One of the most exciting ideas put forth at this year’s devcon was a concept called the XBMC Mesh. It was a natural extension of Alcoheca’s GSoC project and is slated as a potential feature for the version of XBMC that comes after Frodo.*

*Somebody seriously needs to come up with a good ‘G’ name.

Today, we have software that works like XBMC, where there’s a database and a player all built together in one piece of software. We also have software like Plex, where the database has been pulled out and acts as a central server, and each instance of player software acts as a mindless drone being controlled by the all powerful server.

But what if there was a third way? What if a system were developed where each software instance was intelligent and could communicate with other software instances? For example, you set up XBMC for the first time on your tablet, then when you are done, you receive an Android set-top box in the mail with XBMC pre-installed; you plug that box in, and it announces itself on the network.

Mesh systems are pretty awesome.

Your XBMC tablet sees there is a new instance of XBMC on the network and asks you, “Would you like to add the set-top box to the mesh?” When you say yes, your XBMC tablet tells your XBMC set-top box where all of your shows/movies/pictures/music are and what addons you have installed. Rather than relying upon the tablet or other server for this information, the XBMC set-top learns where everything is located itself, so that it can always find it if the tablet has been turned off or taken out of the house.

Now, because these devices can intelligently communicate with one another, every single one of them can act as a remote control for one or all of the others. Your tablet can watch a show or tell your set-top to watch a show (along with play, pause, fast forward, record, etc.). You could theoretically start a whole-home audio session. You could, naturally, start watching a show in the living room, continue the show on your tablet in the bathroom, and finish the show in your bedroom.

And the crazy thing about this network is that it would be incredibly easy to set up. You tell one device where your content is, and all the rest of the devices know. You turn on your set-top for the first time, it sees the network, and it asks if you want to join. Heck, each device could even be smart enough* that if you, for example, took your tablet to your sister’s house, it could ask if you’d like to switch networks and keep a memory of multiple meshes.

*Eventually, of course, it would become so intelligent that it would decide to destroy all humans. Hopefully that won’t happen until we finally find out who the mother is on How I Met Your Mother.

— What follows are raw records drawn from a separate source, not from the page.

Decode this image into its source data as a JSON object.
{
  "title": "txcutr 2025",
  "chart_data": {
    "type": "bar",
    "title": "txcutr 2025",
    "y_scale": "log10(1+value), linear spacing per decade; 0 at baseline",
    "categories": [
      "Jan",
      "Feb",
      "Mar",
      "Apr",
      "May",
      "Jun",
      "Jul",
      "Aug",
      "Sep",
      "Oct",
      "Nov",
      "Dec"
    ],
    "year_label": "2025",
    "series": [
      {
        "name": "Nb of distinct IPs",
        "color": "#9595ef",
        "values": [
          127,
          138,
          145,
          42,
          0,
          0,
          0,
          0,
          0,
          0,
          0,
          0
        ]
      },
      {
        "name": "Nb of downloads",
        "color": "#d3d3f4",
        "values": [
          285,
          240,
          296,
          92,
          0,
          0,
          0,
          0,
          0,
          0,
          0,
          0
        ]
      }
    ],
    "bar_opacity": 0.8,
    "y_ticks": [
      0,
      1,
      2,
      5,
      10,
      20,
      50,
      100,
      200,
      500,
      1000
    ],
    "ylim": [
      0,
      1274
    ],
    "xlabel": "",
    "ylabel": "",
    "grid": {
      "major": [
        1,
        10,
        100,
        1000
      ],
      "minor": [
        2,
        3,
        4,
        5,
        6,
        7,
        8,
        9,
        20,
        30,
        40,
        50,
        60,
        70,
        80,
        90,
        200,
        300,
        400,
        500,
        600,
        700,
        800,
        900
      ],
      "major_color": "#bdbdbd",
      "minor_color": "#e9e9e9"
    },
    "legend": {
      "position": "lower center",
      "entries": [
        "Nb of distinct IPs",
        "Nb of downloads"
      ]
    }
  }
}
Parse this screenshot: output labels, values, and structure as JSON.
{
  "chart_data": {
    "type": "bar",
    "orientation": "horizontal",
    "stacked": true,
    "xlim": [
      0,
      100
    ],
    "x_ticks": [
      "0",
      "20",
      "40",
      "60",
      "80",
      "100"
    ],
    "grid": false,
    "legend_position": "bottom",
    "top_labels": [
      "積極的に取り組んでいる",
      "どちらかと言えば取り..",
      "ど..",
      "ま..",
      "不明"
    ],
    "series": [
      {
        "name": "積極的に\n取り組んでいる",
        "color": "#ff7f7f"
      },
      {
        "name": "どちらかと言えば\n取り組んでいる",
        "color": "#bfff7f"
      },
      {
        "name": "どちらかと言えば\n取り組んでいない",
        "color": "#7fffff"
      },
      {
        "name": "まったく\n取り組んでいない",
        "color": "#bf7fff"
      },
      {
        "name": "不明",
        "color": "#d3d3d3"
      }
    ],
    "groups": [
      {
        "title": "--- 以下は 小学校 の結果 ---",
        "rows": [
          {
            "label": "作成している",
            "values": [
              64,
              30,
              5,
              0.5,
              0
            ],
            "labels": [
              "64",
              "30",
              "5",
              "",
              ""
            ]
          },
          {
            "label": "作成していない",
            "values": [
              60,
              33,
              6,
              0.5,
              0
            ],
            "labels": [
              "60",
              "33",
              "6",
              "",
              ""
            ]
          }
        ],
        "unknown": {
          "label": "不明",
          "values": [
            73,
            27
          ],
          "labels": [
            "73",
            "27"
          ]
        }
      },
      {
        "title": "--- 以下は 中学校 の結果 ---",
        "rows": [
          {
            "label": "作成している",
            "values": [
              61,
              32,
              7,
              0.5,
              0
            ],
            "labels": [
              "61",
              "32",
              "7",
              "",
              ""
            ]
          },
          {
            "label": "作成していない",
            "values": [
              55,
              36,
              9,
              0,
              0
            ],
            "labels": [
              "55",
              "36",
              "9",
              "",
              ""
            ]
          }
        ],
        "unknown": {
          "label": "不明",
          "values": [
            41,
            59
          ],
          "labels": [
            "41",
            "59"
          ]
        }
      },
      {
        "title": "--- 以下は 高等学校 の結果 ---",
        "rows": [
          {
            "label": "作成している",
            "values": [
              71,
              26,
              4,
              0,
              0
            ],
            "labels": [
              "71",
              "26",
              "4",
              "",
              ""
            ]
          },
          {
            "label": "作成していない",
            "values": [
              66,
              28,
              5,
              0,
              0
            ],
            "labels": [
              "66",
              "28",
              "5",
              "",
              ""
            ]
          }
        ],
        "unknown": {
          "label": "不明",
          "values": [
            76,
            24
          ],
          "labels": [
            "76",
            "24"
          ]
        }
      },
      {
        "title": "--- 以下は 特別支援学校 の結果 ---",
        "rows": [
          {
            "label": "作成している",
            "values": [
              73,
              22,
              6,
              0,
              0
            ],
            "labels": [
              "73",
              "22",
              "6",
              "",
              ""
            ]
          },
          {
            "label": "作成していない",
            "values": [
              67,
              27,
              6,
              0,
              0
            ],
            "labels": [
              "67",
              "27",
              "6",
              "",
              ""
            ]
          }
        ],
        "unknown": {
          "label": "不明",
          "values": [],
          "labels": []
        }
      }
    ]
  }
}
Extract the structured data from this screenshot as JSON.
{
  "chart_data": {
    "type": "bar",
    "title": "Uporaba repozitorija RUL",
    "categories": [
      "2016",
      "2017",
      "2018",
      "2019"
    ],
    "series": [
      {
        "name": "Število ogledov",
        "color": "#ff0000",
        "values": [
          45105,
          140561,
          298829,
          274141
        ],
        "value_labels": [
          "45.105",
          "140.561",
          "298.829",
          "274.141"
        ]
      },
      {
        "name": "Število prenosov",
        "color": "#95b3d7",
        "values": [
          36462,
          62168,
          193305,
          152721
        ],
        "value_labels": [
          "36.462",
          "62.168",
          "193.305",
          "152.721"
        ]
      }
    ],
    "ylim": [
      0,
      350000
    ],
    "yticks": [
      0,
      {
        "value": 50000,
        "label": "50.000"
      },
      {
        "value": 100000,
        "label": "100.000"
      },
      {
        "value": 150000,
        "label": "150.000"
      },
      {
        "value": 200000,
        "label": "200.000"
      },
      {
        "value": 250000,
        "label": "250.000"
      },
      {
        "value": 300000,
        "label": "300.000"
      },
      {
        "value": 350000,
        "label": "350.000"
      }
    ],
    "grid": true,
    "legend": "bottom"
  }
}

An important aspect of this mesh system would be in playing nice with devices that exist outside the mesh. For example, the set-top box would likely need to interact with IR remotes and communicate with the CEC of your TV/receiver. Naturally, each device (particularly, each non-mobile device) would need to act as a uPnP server (given that most of the communication would be done via JSON and extended uPnP in the mesh in the first, this should be quite natural) for legacy devices that can only act as DLNA/uPnP clients. Given the cost-effectiveness of ARM hardware and (thanks to Sigma Designs) now MIPS hardware, it would arguably even be possible to set up an inexpensive router with headless XBMC software that not only acted as a mesh base, but also behaved like a simple router for the home network.

Of course, there are some challenges that would need to be ironed out with this idea. Would you still have to share your local content over something like SMB, or would you install XBMC on your local content server(s) and make it(them) act as uPnP servers for the mesh? Would it be better for there to be a shared database that each software instance latched onto while it was in the network, or would it be better for each instance to write to its own database? Or could you do both, so that the library immediately appears on your device via the shared database, but a redundant local database is written in the background while your CPU is idle or you are watching a movie or something? How would you deal with new binary addons like PVR backend addons that are entirely separate programs?  Would each device have to install the binary addon to be able to make use of it, or could you stream from the XBMC instance that has the PVR addon installed and simply communicate with that server via JSON? In fact, would it be possible to abstract out nearly everything to do with XBMC and connect it all together into this mesh, so that, in addition to the normal library, addon settings and other personalized aspects could be shared along the mesh.

Needless to say, something as massive as this idea isn’t going to happen over night. It might not happen at all. To put an idea as huge as this together would take a lot of smart people and a lot of man-hours. But my God, would it be awesome.